L’accent crée ensuite une proéminence rythmique. Fraisse (1974) décrit deux types de rythme chez les humains : le rythme intensif où la syllabe la plus intense est souvent interprétée comme une syllabe initiale (comme en tchèque), et le rythme temporel où la syllabe allongée est interprétée comme une syllabe finale (comme en français).

Au niveau de la syllabe qui est la plus petite unité rythmique, il existe selon les langues une tendance ouvrante (répétition de syllabes ouvertes), comme en tchèque ou davantage encore en français et en italien, ou fermante (répétition de syllabes fermées), comme en anglais ou en allemand.

La Figure 23 illustre la répartitions de structures syllabiques en allemand, anglais, tchèque, français et italien, selon Dankovicova and Dellwo (2007).

Figure 23 : Complexité des structures syllabiques en allemand, anglais, tchèque, français et italien, selon Dankovicova and Dellwo (2007)

Ainsi le système français possède environ 80 % de syllabes ouvertes (Wioland, 1991) et le tchèque, si on en croit Cechova et al. (2000) comporte deux fois plus de syllabes ouvertes que de syllabes fermées.

Le rythme du français et du tchèque est traditionnellement comparé à la mitrailleuse avec une isochronie syllabique (langue syllable-timed).
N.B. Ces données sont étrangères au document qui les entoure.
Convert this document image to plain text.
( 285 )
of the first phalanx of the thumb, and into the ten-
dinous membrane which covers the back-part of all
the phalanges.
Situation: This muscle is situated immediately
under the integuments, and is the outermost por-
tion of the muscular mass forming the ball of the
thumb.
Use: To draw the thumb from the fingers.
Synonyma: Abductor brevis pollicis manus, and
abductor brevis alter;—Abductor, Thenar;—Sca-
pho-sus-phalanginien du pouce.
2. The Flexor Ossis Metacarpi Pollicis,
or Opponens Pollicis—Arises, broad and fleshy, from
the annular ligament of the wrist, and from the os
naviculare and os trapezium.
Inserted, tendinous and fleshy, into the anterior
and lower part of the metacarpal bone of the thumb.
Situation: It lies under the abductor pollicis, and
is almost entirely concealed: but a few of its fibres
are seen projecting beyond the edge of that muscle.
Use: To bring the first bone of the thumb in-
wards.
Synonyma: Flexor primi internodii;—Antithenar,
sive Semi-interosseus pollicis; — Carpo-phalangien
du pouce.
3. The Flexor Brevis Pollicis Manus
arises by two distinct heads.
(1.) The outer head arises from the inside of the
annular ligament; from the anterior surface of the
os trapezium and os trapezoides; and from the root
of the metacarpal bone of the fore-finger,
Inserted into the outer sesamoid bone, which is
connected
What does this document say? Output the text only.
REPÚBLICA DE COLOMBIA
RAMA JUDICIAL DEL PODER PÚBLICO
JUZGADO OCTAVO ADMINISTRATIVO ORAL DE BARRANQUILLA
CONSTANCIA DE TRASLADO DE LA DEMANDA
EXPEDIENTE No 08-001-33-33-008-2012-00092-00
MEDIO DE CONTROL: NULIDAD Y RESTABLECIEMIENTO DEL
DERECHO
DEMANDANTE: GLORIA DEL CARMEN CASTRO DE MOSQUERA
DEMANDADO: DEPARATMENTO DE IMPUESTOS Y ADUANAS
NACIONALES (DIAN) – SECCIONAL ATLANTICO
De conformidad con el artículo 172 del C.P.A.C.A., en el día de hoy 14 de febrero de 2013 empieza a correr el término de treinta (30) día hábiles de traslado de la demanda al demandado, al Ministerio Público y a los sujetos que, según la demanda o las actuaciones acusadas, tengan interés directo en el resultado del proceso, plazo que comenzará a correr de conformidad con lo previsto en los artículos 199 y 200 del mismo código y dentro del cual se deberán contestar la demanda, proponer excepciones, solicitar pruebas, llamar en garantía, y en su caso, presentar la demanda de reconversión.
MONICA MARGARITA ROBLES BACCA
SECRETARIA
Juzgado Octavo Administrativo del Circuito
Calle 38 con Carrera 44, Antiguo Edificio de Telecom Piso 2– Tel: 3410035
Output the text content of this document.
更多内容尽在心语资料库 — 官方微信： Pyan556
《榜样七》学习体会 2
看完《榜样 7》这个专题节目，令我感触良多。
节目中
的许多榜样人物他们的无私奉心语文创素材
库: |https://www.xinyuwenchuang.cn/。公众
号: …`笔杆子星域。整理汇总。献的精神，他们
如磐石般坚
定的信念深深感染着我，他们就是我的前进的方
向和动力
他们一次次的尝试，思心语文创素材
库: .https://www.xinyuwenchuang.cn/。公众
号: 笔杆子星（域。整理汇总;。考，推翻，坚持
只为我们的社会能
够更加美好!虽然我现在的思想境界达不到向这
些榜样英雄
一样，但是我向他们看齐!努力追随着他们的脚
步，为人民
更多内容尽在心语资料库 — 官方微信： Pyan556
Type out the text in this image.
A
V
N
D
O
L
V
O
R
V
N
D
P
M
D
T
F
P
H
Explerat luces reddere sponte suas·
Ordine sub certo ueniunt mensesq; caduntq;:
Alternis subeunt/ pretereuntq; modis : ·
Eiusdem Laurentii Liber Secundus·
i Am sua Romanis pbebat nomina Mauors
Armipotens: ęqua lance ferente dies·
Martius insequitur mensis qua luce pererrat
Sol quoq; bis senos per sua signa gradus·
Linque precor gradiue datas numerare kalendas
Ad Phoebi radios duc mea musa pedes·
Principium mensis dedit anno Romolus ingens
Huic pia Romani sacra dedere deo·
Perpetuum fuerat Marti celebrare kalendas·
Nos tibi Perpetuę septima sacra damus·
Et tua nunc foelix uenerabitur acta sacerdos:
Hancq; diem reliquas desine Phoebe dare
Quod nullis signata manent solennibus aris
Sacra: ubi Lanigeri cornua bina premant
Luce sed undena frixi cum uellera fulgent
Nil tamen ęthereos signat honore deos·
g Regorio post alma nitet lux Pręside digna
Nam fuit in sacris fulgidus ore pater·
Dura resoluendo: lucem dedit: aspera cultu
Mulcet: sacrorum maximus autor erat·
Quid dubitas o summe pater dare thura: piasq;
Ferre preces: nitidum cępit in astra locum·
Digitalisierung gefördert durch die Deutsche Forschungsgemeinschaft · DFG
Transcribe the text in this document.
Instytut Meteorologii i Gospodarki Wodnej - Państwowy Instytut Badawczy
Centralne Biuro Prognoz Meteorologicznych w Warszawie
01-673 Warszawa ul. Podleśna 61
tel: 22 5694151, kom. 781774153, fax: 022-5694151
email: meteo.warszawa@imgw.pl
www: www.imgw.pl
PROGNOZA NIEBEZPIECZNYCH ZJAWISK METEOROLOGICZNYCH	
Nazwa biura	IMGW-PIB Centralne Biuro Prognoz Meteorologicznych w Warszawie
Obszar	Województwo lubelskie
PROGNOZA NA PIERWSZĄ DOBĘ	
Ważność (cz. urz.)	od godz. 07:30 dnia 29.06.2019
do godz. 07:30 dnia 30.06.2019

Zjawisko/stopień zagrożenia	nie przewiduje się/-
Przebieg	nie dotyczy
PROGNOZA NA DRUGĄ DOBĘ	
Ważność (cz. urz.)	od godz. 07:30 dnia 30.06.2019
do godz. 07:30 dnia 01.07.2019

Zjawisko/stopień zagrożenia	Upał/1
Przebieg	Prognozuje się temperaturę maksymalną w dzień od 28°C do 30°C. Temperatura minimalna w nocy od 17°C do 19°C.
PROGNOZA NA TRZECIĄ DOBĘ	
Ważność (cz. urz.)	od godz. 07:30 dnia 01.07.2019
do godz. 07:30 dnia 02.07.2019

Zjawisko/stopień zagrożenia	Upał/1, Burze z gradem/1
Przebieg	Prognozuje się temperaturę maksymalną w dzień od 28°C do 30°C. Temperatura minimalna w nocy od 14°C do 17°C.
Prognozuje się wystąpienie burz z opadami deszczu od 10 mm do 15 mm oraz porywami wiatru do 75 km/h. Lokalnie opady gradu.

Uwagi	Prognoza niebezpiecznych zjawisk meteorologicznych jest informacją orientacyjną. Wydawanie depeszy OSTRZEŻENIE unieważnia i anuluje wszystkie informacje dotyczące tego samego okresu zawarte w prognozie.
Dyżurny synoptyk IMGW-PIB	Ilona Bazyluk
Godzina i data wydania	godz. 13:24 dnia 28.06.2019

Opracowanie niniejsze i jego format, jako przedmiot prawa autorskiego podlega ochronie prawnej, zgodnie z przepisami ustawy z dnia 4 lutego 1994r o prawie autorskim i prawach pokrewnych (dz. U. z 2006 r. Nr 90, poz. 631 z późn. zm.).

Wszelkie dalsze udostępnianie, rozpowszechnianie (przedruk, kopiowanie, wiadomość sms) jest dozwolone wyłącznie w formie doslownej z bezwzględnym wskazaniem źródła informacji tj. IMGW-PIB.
L’isosyllabicité des deux langues a été cependant remise en question par Wenk and Wioland (1982) pour le français et par Dubeda (2004) ou Dankovicova and Dellwo (2007) pour le tchèque. En effet, selon les descripteurs de classification rythmique, le tchèque posséderait les deux rythmes « isosyllabique » et « isochronique ». Dubeda (2012, p. 51) conclue cette problématique en disant que : « Malgré cela, il n’est peut-être pas erroné de dire que, toutes analyses confondues, on a affaire à une langue plutôt ‘isosyllabique’ ».